Wilhelm Raabe, Stopfkuchen.
Manesse Bibliothek der Weltliteratur, 1948
While German readers may initially think of a tasty cake when hearing the word “Stopfkuchen”, the title of Wilhelm Raabe’s novel does not actually refer to a dish. It is rather a sea- and murder story (“See- und Mordgeschichte”) as the subtitle already suggests. Stopfkuchen is the former nickname of the protagonist Heinrich Schaumann, whose life story is told by the narrator Eduard in “Stopfkuchen”.
Eduard is aboard a ship from Germany to South Africa. It is his journey home and he decides to write down the story of Stopfkuchen. He then reports on his latest visit in his old home town but also on his childhood there. The centre of his tale is his former companion Heinrich Schaumann, who was always bullied because of his size, his alleged laziness and stupidity. Now, as a grown-up, Schaumann (once ‘Stopfkuchen’) has become a well-respected person in his town – not least because he could solve a murder that happened many years ago. Because it seems as though an innocent person has had to take the blame for the murder of the livestock dealer Kienbaum.
Wilhelm Raabe (1831-1910) challenges his reader in two different ways in „Stopfkuchen“. Firstly he presents a highly complex mixture of different levels of time and place. The reader has to find his or her own way through the story and understand what happened when. While Eduard is on his ship home, he jumps back and forth between events of the early 19th century and new impressions from his hometown. In addition, he recapitulates the events from the last evening of his visit – when Schaumann told him the true murderer of Kienbaum. But all of these parts are woven into each other in a complex manner. Raabe’s elaborate narrative sucks the reader into a time maze and they have to navigate it themselves.
But while trying to put the events in the right order and finding one’s way through the murder mystery, the reader will notice that the novel has an additional layer. “Stopfkuchen” deals with the impact, a collective has on an individual. Andreas Quakatz’ life, for instance, was completely ruined by the false accusations of murdering Kienbaum. His farm and his family were shunned and his life became miserable.

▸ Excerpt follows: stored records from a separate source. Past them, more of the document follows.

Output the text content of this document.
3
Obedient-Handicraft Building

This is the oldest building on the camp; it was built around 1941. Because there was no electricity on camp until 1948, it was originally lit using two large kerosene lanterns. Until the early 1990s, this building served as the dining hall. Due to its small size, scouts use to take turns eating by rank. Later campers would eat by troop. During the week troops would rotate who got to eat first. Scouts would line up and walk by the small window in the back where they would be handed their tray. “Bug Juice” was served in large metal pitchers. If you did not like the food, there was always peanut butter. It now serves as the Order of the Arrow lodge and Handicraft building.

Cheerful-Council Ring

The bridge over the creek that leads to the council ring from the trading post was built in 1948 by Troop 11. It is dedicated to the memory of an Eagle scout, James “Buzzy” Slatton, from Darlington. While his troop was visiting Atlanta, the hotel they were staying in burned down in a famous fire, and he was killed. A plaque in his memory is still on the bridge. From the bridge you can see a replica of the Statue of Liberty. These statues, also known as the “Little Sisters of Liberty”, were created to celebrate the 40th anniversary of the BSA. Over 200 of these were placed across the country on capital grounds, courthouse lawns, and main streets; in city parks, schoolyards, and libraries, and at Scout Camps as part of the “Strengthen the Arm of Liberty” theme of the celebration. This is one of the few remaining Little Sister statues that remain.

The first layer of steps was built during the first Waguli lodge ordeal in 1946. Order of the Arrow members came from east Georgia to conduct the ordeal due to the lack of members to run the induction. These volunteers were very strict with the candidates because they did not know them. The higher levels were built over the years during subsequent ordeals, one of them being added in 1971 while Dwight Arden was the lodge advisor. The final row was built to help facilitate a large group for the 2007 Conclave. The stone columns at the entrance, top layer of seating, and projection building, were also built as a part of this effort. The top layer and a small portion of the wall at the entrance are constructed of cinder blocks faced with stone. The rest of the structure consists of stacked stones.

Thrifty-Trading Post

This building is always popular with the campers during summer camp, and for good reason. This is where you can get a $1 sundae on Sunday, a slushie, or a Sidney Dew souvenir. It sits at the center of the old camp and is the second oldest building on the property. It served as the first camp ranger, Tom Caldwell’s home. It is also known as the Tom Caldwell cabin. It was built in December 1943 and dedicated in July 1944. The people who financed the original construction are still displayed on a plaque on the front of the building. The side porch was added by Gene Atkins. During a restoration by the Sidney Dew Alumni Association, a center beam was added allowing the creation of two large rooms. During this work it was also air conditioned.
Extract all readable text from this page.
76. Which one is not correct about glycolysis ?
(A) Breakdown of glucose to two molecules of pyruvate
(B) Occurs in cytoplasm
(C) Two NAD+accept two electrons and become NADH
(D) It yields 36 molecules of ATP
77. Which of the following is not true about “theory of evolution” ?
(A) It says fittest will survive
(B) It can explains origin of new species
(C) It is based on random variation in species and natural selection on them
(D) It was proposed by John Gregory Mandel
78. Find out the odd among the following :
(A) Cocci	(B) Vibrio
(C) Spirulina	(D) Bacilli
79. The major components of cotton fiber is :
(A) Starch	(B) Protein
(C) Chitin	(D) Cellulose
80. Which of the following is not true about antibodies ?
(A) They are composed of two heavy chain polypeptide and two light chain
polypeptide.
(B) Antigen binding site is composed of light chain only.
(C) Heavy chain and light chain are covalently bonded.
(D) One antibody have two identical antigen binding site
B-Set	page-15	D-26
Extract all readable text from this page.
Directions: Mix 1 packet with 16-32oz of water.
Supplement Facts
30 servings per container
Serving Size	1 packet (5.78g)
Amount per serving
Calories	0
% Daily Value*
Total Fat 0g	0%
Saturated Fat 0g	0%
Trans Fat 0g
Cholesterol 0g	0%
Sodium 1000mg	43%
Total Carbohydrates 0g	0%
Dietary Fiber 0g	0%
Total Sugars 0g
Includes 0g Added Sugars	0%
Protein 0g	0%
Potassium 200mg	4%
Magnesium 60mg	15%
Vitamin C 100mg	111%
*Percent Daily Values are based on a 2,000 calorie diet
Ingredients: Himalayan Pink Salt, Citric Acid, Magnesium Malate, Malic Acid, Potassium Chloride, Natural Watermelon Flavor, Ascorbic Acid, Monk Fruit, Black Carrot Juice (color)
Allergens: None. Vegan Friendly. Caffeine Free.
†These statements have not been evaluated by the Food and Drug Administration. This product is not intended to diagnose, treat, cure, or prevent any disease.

It is the same with Stopfkuchen himself, who spent his entire childhood being bullied. This had a massive impact on his life. Even though Schaumann proves Quakatz’ innocence later on and rehabilitates him, Schaumann is not shown as a martyr in the book. Instead he wants to take revenge on the town after all the years of humiliation and prove them wrong. All the teasing has made him indifferent and bitter. Thus he has a much more complex motivation for solving the murder than one might expect. Slowly but surely the reader understands what kind of person Schaumann has become due to his difficult childhood. Raabe thus creates a profound profile of a tragic identity – an identity that only becomes apparent to the reader over time.
It isn’t easy to summarise the complexity of Raabe’s novel in a few words. Its fascination truly lies in the way Raabe tells his sea- and murder story. But sometimes, as they say, actions speak louder than words. And the fact that Manesse has published “Stopfkuchen“ in the series ”Bibliothek der Weltliteratur” in 1948 and then again in 2010, to me, is quite explicit.